Window to the future
MIT Technology Review named India born Sarbajit Banerjee as one of the worlds top innovators under the age of 35. SPAN writer Jason Chiang reports
Imagine a glass window intelligent enough to block heat in the summer, yet allow it to pass through in the winter. This notion of a “smart” window may soon become a reality, thanks to the breakthrough research of Sarbajit Banerjee, an associate professor at the University at Buffalo, The State University of New York. Banerjee and his research team have pioneered an innovative window coating that blocks heat when hot and allows it to enter when cold—a potentially game-changing innovation in the ongoing struggle against global climate change.
A graduate of St. Stephen’s College in New Delhi, Banerjee arrived in the United States at the age of 21 to continue his doctoral and postdoctoral studies at Stony Brook University and Columbia University in New York. Shortly after, he was recruited to the University at Buffalo in 2007 to further his work as a solid-state chemist and materials scientist. It was here that Banerjee honed his research to focus on materials that undergo phase transitions.
Banerjee refers to these materials as being “chameleon-like,” since some sort of external stimulus drives the materials to switch from one structure to another. The most common example of a phase transition is when heat causes melting ice to undergo a transition from a solid to a liquid.

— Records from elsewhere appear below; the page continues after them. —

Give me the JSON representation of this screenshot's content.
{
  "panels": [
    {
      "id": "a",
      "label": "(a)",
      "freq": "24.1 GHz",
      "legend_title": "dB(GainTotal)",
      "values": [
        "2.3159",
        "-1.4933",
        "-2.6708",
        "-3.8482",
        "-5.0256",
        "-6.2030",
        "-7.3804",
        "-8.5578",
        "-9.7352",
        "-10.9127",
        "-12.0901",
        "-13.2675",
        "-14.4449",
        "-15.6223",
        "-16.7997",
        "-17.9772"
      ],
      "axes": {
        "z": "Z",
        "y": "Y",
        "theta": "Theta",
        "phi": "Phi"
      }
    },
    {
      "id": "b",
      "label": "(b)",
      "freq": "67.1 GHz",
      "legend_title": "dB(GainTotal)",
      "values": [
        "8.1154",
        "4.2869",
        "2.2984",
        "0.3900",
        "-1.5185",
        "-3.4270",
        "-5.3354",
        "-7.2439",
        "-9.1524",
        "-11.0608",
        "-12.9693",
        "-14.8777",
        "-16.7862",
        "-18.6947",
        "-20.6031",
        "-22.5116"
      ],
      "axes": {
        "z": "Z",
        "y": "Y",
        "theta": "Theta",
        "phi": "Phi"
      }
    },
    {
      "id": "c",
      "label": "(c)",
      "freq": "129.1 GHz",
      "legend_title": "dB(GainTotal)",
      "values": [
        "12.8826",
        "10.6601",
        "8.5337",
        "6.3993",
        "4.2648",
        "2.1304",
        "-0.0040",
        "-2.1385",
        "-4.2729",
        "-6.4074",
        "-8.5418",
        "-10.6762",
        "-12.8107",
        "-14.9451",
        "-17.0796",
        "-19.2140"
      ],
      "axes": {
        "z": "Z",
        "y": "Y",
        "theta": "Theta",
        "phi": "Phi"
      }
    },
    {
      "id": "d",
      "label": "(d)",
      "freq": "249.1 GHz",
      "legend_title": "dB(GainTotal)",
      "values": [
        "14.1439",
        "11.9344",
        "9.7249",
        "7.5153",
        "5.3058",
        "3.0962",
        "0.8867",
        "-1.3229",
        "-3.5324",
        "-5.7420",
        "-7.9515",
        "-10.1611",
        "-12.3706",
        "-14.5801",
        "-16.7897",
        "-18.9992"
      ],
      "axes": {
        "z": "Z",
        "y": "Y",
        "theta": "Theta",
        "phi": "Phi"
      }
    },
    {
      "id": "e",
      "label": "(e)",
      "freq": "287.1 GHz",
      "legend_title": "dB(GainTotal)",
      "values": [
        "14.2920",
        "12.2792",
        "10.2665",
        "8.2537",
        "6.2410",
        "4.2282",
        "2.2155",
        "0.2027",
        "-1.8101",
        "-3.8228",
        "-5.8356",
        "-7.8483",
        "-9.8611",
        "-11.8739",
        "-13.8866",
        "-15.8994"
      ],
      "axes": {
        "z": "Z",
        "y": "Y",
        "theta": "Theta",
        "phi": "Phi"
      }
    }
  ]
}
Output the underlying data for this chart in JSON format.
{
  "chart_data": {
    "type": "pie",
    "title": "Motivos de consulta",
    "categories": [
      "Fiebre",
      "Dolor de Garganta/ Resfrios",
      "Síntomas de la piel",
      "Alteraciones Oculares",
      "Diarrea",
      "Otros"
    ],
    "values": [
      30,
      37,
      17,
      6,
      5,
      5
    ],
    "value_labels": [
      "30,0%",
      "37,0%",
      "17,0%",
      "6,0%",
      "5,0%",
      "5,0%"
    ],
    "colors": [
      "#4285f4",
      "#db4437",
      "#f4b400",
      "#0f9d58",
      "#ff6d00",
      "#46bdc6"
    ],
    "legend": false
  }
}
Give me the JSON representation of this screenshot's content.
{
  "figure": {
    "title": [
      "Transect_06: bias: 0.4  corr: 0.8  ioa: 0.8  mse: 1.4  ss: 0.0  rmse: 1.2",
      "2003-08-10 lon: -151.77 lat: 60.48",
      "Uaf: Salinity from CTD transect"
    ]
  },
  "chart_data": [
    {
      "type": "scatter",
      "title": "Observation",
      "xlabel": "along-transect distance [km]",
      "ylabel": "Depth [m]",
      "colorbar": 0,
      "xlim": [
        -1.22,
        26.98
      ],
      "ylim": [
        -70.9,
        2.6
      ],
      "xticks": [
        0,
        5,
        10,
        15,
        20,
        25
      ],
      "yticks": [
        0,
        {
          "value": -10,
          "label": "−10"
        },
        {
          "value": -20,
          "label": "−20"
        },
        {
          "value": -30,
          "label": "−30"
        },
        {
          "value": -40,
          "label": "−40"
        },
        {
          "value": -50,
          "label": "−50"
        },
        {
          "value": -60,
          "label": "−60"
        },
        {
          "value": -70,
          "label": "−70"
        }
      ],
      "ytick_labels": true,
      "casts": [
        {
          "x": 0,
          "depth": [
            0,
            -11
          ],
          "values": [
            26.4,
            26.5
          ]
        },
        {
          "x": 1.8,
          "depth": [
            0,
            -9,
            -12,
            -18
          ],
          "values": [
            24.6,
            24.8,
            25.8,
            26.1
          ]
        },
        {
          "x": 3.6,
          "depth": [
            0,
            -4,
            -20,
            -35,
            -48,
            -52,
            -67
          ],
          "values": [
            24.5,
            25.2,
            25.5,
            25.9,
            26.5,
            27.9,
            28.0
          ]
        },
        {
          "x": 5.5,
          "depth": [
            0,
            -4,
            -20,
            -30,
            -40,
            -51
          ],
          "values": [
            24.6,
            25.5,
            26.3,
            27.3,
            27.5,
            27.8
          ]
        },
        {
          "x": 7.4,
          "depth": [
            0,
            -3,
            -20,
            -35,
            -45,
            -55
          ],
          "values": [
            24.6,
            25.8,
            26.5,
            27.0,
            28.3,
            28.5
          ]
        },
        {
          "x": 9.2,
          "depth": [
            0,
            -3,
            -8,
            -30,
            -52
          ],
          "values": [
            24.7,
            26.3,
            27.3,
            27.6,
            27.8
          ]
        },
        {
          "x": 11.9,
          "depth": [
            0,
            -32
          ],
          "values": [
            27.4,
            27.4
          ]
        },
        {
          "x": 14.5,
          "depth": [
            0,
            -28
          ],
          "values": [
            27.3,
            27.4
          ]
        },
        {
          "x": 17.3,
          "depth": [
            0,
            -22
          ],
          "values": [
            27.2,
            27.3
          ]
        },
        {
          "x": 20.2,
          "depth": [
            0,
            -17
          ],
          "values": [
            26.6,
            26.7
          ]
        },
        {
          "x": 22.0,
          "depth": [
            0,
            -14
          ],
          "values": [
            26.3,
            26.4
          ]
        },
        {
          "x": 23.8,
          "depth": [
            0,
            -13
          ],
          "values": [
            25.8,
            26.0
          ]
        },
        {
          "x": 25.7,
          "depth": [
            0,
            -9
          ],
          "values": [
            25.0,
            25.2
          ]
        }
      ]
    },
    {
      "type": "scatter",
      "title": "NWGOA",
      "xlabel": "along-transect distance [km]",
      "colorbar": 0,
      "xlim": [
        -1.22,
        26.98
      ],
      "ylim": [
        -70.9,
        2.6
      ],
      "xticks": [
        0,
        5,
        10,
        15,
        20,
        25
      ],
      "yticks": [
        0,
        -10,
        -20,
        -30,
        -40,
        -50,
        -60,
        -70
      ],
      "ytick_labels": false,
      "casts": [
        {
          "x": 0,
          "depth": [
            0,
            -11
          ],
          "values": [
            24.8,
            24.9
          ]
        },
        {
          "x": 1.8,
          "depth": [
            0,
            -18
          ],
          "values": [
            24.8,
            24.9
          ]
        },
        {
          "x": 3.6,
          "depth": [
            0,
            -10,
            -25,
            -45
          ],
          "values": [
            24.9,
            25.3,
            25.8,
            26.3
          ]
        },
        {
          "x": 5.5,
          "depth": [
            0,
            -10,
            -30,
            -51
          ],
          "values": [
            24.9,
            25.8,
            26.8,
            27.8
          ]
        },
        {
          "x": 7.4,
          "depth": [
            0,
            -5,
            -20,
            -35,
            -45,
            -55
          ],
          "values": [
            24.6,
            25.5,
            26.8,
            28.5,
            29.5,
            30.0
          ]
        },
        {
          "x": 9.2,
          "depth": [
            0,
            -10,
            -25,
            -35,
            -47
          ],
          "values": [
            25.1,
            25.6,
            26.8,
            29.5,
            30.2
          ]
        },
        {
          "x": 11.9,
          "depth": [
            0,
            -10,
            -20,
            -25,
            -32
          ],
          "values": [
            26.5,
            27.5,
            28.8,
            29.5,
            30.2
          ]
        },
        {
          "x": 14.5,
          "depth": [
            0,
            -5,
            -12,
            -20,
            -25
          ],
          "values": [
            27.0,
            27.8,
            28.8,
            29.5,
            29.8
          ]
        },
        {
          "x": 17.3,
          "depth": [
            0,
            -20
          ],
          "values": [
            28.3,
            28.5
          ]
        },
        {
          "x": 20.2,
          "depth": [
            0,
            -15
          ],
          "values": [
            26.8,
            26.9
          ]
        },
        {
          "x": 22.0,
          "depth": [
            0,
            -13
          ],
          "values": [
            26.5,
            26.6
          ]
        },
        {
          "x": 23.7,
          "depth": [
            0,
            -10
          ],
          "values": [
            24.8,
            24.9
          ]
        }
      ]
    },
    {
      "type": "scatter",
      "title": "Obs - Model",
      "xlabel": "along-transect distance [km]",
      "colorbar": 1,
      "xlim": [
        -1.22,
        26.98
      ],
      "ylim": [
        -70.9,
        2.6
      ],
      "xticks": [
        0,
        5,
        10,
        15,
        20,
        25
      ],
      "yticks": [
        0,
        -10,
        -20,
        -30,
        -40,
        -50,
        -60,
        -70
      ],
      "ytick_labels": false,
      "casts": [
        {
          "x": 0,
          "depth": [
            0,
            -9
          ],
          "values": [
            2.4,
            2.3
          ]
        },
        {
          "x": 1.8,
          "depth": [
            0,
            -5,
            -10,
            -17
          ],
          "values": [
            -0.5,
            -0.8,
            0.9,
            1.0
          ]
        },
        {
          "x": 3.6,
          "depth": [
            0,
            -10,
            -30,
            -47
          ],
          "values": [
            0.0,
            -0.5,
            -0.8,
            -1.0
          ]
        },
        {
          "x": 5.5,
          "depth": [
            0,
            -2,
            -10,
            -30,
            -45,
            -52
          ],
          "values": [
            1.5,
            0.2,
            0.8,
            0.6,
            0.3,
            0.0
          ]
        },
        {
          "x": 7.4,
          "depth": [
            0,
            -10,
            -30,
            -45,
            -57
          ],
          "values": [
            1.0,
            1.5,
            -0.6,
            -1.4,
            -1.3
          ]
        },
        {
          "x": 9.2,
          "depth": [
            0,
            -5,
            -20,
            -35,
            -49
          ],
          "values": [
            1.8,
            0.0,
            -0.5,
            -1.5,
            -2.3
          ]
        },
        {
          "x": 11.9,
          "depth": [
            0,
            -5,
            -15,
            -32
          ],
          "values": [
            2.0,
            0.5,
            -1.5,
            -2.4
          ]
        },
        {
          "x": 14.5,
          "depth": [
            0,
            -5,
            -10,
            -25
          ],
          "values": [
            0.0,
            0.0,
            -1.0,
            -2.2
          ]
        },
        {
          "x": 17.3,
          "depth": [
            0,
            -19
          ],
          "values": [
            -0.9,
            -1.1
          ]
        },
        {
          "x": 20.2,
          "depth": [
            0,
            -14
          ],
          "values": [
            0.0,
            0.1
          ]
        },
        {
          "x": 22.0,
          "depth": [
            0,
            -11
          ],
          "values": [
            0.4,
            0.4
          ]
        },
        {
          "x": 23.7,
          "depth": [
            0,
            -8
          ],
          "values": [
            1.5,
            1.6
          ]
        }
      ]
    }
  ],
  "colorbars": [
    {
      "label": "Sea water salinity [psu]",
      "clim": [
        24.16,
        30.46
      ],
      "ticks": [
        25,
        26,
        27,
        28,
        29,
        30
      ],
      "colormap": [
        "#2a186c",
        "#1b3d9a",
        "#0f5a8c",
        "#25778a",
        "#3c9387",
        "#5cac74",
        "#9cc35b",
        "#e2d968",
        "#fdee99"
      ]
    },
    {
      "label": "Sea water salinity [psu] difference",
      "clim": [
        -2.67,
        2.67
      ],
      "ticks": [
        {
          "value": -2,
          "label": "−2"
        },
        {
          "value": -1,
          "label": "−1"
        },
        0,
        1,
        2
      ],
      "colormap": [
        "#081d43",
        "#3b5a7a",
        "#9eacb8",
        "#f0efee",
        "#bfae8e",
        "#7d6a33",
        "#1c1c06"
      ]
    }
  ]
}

After exploring phase transitions in a variety of different materials, Banerjee’s team became particularly intrigued with the compound vanadium oxide because of its unique interaction with radiated heat. Through research, Banerjee discovered that high temperatures caused the compound’s crystalline structure to change from one that is transparent to heat to one that actually reflects it. When formed as thin nanowires, the vanadium oxide could be directly applied as a coating on glass. The result: a “smart” window capable of reflecting heat at high temperatures instead of allowing it to pass through the glass. Conversely, in colder temperatures, the coating remains transparent and allows both light and heat through to warm a building’s interior.
Banerjee’s work could not have come at a better time in the ongoing fight against global climate change. According to the United States Environmental Protection Agency, Earth’s average temperature is projected to rise another 1.1 to 6.4 degrees Celsius over the next hundred years.
In hot climates around the world, billions of dollars are spent every summer on air conditioning to cool homes, factories and vehicles, while releasing hundreds of millions of tons of harmful carbon dioxide into the Earth’s atmosphere. A 2012 report published by Transparency Market Research valued the global air conditioning market at $98.2 billion, with projected growth reaching $178.4 billion by 2018. With his heat-blocking window coating, Banerjee says his ultimate goal is to “transform windows to adapt dynamically to the external environment instead of being static, immutable structures” that are “gluttonous” in their energy consumption.
Banerjee is currently in the process of licensing his heat-blocking window coating to industrial partners in the United States. He also has a partnership with Tata Steel in Mumbai to explore how to use the coating to deflect heat from the corrugated steel roofs in India and other parts of the developing world. As he works to make these materials commercially available, Banerjee predicts that it will cost just 50 cents per square foot—much cheaper than the expensive tinted windows that also block out natural sunlight.
The exciting progress of Banerjee’s innovative “smart” windows has not gone unnoticed by his scientific peers. In 2012, MIT Technology Review named Banerjee as one of the world’s top innovators under the age of 35. Judging from his excitement in exploring new materials, Banerjee is far from finished in his quest to make the world a cooler place.
INTERVIEW
Sarbajit Banerjee shared some of his experiences in an interview with SPAN.
What drew you to research in the United States? What were the biggest adjustments to make when you arrived?
I was attracted by the research infrastructure and the open intellectual culture of the U.S. The general qualities of U.S. academia and research environment that I’ve come to appreciate over the years include openness to new ideas, a healthy irreverence for tradition, and the tremendous opportunities provided to young people. The biggest adjustment for me, having been born in Kolkata and having gone to college in Delhi, was getting used to living in American suburbia. The cold snowy winters in New York also took a lot of getting used to.
What are some of the biggest challenges you’ve encountered along the way in your research?
The U.S. research environment, while being extremely open to new ideas, is also very competitive. The biggest challenge one faces is securing the resources—funding and equipment—to pursue new ideas. We have been fortunate to secure some federal, philanthropic and industrial support, but it is a constant struggle to ensure that there are enough resources available to fund students and to pursue new research directions.
What advice would you give to those aspiring to follow your path in materials science?
1. Ignore traditional disciplinary boundaries as much as possible—our urgent technological challenges today are across disciplines.
2. Try to talk to people from all walks of life—it never ceases to surprise me how much one can learn from a casual conversation.
3. Passion and interest can only take you places if you are willing to put in the hard work.